Rappelons que le PS dirige 20 régions sur 22, 61 % des départements, et 2 villes sur 3. En mars 2008, il a battu le sarkozysme à plate couture, la gauche avait 51 % des voix, sans l’inconsistant Modem. Le PS est la « clef » de la gauche ».
Si la confrontation de fond pour répondre à l’immense crise du système financier, entre une Europe de droite, libérale et une Europe de gauche, sociale, n’a pas eu lieu, c’est la faute au programme timoré et hésitant du PS. Car la question n’est pas de l’ampleur d’un plan de relance (40 milliards ou 100 milliards) mais de la nature dudit « plan de relance » : est-il destiné aux banquiers ou aux salariés ? est-il destiné à pérenniser le système ou à le changer ? Est-ce que nous voulons, pour sortir de la crise, redistribuer les richesses (Smic à 1600 euros, 35 h, retraite à 60 ans, Sécurité sociale, services publics) ou non ?
Le PS est aussi responsable, avec sa façon trop lente de rompre le compromis historique avec l’Europe des libéraux pour revendiquer une autre Europe, sociale. Il y a quatre ans, l’Europe avait passionné les électeurs français qui avaient, en toute connaissance de cause, voté « non » à 55 % au projet de constitution libérale européenne. Depuis l’écart s’est creusé entre l’Europe et les Français, à cause du coup tordu de Sarkozy imposant le traité de Lisbonne sans référendum et des embarras pérennisés du PS, ce qui a contribué à distancier beaucoup d’électeurs des urnes. Trop de salariés se sont dits : « à quoi bon ? ».
Le PS manque au salariat. Il aurait fallu avancer des revendications précises en matière de salaire, de contrôle des licenciements, de durée du travail, de Sécurité sociale. Pas du baratin ! « Changeons maintenant ! » ça ne veut rien dire (quoi, qui, pour qui, comment).
Le PS manque à la gauche : ce fut une grave erreur en pleine campagne, de notre ancien premier secrétaire de relancer l’idée d’une alliance avec le Modem, au lieu de défendre le rapprochement avec le FG, le NPA, les Verts.
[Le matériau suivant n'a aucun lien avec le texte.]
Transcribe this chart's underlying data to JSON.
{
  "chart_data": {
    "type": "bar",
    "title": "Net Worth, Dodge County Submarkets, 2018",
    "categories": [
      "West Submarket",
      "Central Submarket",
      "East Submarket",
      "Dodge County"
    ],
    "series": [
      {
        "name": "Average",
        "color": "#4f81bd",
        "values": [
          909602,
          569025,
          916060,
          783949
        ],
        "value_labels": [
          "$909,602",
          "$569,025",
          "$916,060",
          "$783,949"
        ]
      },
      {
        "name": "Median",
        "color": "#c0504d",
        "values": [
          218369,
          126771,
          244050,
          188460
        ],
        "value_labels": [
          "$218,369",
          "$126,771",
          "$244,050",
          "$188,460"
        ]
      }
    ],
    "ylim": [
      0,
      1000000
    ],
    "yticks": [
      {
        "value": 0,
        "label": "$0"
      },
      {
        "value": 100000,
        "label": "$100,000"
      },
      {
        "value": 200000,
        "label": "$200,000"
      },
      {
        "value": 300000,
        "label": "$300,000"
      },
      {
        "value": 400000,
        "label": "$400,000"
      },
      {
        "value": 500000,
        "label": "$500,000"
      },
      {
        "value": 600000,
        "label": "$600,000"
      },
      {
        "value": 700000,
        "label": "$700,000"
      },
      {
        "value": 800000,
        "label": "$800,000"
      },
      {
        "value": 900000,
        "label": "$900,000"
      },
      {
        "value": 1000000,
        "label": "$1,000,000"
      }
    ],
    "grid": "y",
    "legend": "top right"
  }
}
Le PS ne dénonce pas assez la politique de « rupture » réactionnaire cruellement antisociale de Sarkozy : il ne soutient pas assez fortement les licenciés, les précaires, les pauvres. Il court après les modes, mais ne promeut pas de syndicalistes ni de défenseurs du droit des travailleurs : ce n’est pas une question de génération, de quadras, mais de fond !
Nous sommes pour une économie mixte, pas une société de marché. Nous sommes pour rompre avec le capitalisme financier type FMI/OMC. Nous sommes pour une VI° République sociale, pas pour une République conservatrice néolibérale. Nous sommes pour arrêter avec le « libre-échange », la « concurrence libre et non faussée », et remplacer la « main invisible du marché » par la main visible de la démocratie. Les salariés sont plus nombreux que les actionnaires et les patrons : c’est le salariat que nous devons écouter !
Et pour cela, un seul choix, une seule dynamique, l’unité de la gauche ! Unité de toute la gauche ! Pas d’exclusive, sauf envers les idées de droite libérale ! Pas d’hésitation sur notre camp : pour reconstruire le PS, sortir du 21 avril 2002, du 29 mai 2005, du 6 mai 2007, il faut enfin un autre cap.
Nous sommes, Démocratie et Socialisme (et nous croyons que c’est la position de la motion C), pour l’unification de la gauche, pour un grand parti de gauche unifié, avec une vie démocratique exemplaire.
Face à une seule droite, une seule gauche ! Nous appelons à un travail (assises, réunions a tous les niveaux…de la base au sommet) de toute la gauche pour définir un projet commun et un candidat commun, des candidats communs qui l’incarnent à l’avenir.